Re: ungrouped variables used in projections - Further implications? from Axel Polleres on 2010-08-26 (public-rdf-dawg@w3.org from July to September 2010)

From: Axel Polleres <axel.polleres@deri.org>
Date: Thu, 26 Aug 2010 15:46:03 +0100
To: "Andy Seaborne" <andy.seaborne@epimorphics.com>
Cc: "SPARQL Working Group" <public-rdf-dawg@w3.org>, "Lee Feigenbaum" <lee@thefigtrees.net>, "Steve Harris" <steve.harris@garlik.com>
Message-Id: <C8AAD659-79DA-4246-8376-01EBB12A3BAC@deri.org>
On 26 Aug 2010, at 14:48, Andy Seaborne wrote:

> 
> 
> On 25/08/10 22:24, Axel Polleres wrote:
> >>> Any opinions on this? This actually worries me about the current  "potentially bound" wording.
> >>
> >> If we want a static analysis of the query, then regard ?Y as potentially
> >> bound.
> >
> > We'd need to explain/define the exact reading of "regard as potentially bound". As it stands it is unclear. My example *could* be detected by static analysis, if the static analyser was able to detect *statically* unsatisfiable FILTER expressions, such as (?Y != ?Y) , so it is not clear why  ?Y should be regarded as as potentially bound in my example. I am fine with any formulation which has a clear definition, the current wording unfortunately does not.
> 
> In general, analysing expressions for non-satisfiability is not
> practical.

we are in wild agreement on this! ...

>  Only some simple cases like you example are possible as are
> other forms optimizing compilers might notice.
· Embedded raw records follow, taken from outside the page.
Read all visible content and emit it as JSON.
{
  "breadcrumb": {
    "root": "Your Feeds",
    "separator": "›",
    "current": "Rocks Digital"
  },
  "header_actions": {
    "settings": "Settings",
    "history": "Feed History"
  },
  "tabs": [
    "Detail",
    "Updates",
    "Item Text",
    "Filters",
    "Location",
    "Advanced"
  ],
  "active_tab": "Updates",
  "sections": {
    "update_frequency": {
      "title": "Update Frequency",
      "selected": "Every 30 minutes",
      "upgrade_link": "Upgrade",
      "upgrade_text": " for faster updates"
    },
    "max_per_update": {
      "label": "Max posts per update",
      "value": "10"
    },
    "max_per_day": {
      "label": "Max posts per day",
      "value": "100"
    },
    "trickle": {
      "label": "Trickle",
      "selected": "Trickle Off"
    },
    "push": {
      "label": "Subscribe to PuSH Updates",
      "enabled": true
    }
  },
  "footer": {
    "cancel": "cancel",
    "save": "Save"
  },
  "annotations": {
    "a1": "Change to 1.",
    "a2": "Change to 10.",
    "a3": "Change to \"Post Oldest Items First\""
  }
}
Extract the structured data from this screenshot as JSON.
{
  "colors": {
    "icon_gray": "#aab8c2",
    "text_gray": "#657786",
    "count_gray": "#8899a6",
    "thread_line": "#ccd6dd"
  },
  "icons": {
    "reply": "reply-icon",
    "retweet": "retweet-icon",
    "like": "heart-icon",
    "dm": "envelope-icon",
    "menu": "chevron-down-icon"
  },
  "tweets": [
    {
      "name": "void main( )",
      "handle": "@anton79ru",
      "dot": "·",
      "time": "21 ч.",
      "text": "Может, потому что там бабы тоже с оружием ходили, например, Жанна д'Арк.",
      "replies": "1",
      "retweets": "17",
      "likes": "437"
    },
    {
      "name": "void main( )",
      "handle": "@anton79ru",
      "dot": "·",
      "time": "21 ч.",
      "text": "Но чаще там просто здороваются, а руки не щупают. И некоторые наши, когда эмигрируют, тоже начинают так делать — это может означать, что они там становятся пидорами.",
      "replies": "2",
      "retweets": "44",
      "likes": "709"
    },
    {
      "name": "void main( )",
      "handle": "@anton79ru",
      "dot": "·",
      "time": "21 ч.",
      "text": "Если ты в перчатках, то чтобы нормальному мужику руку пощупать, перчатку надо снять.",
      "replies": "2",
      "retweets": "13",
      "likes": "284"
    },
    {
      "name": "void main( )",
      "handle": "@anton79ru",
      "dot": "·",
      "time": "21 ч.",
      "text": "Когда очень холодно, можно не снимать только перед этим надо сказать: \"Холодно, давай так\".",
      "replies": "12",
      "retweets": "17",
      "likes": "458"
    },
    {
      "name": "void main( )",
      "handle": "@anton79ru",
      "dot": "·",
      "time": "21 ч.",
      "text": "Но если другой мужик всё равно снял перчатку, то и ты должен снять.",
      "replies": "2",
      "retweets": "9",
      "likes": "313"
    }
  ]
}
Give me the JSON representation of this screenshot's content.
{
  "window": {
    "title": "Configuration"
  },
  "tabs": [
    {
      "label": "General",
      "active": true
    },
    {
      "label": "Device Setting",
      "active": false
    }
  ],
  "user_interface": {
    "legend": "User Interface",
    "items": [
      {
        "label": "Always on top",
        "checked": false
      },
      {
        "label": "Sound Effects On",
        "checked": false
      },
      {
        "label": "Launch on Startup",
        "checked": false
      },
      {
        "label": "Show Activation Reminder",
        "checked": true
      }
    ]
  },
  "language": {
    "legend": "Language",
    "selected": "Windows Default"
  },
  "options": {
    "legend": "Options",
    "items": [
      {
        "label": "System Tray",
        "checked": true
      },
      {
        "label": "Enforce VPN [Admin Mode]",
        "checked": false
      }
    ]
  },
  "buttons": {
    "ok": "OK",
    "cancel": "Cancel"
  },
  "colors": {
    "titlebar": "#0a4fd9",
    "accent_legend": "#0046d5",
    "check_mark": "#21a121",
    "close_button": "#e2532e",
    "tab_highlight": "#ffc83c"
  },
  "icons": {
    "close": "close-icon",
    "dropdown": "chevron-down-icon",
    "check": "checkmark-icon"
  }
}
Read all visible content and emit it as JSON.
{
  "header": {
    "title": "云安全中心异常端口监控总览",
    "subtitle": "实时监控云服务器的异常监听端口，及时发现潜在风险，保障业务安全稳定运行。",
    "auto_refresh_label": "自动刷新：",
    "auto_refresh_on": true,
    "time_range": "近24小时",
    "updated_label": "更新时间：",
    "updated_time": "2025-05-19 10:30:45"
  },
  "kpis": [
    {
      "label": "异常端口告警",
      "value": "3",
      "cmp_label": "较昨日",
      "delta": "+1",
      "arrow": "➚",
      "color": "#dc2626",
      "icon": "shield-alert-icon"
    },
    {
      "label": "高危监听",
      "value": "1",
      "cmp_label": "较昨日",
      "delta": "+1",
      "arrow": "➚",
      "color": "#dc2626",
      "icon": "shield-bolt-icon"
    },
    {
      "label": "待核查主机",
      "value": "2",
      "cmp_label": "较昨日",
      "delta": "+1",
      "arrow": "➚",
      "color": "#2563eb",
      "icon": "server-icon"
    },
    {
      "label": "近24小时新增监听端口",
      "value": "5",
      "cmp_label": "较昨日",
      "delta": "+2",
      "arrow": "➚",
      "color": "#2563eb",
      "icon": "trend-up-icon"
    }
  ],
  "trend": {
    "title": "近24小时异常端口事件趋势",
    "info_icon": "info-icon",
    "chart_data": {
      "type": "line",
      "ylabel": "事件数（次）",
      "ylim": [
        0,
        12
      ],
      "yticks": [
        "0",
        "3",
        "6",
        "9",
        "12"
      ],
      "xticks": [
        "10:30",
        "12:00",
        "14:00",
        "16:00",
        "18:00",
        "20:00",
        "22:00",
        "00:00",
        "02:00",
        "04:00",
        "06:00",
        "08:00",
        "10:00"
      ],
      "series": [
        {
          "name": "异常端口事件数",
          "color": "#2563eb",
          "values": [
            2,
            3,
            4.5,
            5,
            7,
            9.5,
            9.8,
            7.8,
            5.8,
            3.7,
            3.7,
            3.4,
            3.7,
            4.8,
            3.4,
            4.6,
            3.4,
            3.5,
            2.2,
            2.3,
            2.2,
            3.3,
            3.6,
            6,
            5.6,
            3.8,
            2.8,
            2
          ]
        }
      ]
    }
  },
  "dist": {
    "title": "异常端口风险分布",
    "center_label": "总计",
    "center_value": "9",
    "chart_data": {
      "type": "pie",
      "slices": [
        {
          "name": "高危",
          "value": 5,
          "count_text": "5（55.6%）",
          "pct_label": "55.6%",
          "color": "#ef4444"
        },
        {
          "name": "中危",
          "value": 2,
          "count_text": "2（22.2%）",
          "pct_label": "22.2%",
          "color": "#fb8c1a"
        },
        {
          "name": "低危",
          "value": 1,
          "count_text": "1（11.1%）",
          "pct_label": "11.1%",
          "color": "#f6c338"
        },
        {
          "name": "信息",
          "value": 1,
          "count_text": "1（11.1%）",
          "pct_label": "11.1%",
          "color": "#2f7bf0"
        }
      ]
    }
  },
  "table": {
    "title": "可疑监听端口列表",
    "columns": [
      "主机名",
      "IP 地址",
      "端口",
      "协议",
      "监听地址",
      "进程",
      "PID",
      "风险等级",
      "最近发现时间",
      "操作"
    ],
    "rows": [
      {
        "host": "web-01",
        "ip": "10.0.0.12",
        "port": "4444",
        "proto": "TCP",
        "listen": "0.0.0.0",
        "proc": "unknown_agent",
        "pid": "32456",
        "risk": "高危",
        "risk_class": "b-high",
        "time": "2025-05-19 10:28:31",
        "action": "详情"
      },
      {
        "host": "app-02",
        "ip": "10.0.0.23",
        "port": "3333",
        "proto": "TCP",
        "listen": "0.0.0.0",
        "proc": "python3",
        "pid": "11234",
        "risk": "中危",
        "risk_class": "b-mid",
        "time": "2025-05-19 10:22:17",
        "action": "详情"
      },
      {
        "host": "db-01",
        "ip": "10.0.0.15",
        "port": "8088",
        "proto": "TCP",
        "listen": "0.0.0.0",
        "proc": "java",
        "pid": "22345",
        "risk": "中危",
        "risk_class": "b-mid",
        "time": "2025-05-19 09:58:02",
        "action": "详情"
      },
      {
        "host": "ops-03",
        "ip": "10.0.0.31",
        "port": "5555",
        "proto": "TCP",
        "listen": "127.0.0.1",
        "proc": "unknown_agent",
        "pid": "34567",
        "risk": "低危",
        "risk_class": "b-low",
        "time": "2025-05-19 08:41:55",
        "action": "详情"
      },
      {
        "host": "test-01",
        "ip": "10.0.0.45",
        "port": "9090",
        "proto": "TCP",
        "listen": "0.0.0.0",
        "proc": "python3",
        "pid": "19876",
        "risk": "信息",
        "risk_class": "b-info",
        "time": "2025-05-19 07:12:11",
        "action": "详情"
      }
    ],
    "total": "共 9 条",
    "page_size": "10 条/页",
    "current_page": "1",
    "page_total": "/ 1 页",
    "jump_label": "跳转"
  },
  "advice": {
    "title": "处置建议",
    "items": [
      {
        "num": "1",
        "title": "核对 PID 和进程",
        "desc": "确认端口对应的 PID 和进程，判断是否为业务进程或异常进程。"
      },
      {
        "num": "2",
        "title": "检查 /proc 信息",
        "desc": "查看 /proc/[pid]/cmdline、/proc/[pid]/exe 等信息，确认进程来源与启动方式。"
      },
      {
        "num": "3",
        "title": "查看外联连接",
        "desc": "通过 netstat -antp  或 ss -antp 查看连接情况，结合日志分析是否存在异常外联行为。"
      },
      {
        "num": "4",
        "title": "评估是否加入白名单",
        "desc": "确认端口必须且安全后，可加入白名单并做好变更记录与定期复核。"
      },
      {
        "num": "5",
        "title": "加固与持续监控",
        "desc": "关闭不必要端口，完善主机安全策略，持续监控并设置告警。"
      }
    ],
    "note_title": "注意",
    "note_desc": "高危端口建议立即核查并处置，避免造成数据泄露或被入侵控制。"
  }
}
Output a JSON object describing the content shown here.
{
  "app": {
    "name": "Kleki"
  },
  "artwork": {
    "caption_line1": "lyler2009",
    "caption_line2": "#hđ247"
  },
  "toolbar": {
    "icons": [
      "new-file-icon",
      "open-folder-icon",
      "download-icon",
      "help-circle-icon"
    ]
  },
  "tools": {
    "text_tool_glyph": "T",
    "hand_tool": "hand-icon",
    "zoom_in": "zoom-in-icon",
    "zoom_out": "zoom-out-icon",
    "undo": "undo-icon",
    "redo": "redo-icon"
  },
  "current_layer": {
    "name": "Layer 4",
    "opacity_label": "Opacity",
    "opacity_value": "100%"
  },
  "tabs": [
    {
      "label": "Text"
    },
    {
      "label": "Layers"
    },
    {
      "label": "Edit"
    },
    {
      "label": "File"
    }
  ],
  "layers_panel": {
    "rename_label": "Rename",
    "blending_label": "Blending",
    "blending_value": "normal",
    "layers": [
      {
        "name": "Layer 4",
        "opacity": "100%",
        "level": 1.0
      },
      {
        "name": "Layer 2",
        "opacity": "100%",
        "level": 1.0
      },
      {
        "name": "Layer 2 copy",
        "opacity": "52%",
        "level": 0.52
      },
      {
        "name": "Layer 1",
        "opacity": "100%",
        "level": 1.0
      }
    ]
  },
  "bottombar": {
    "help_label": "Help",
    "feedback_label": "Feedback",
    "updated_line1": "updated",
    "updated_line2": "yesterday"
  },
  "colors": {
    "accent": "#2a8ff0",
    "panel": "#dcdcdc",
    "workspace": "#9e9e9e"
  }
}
Once reordering and
> equivalence are added, the complexity cost grows.  And what about
> structural invariances like FILTER(?Y>45 && isIRI(?Y)) or
> data-introduced data-introduced FILTER(?ageInYear < -10)?
> 
> A practical scheme is based on sites where variables are bound in BGP
> within patterns.
> 
> This relates to the GROUP BY and expression handling.  Detecting when
> one expression (in the SELECT line) uses another (from the GROUP BY) is
> complex because complex expressions can be written in different ways yet
> be equivalent expressions.
> 
> Therefore, I suggest we do not requite implementations to be able to
> perform such comparisons.

... and this!

> 
> My outline definition of potentially bound is a practical algorithm
> based on just the points where a variable can be bound (not filtered
> out).  There are only a few places where terms can be bound to variables.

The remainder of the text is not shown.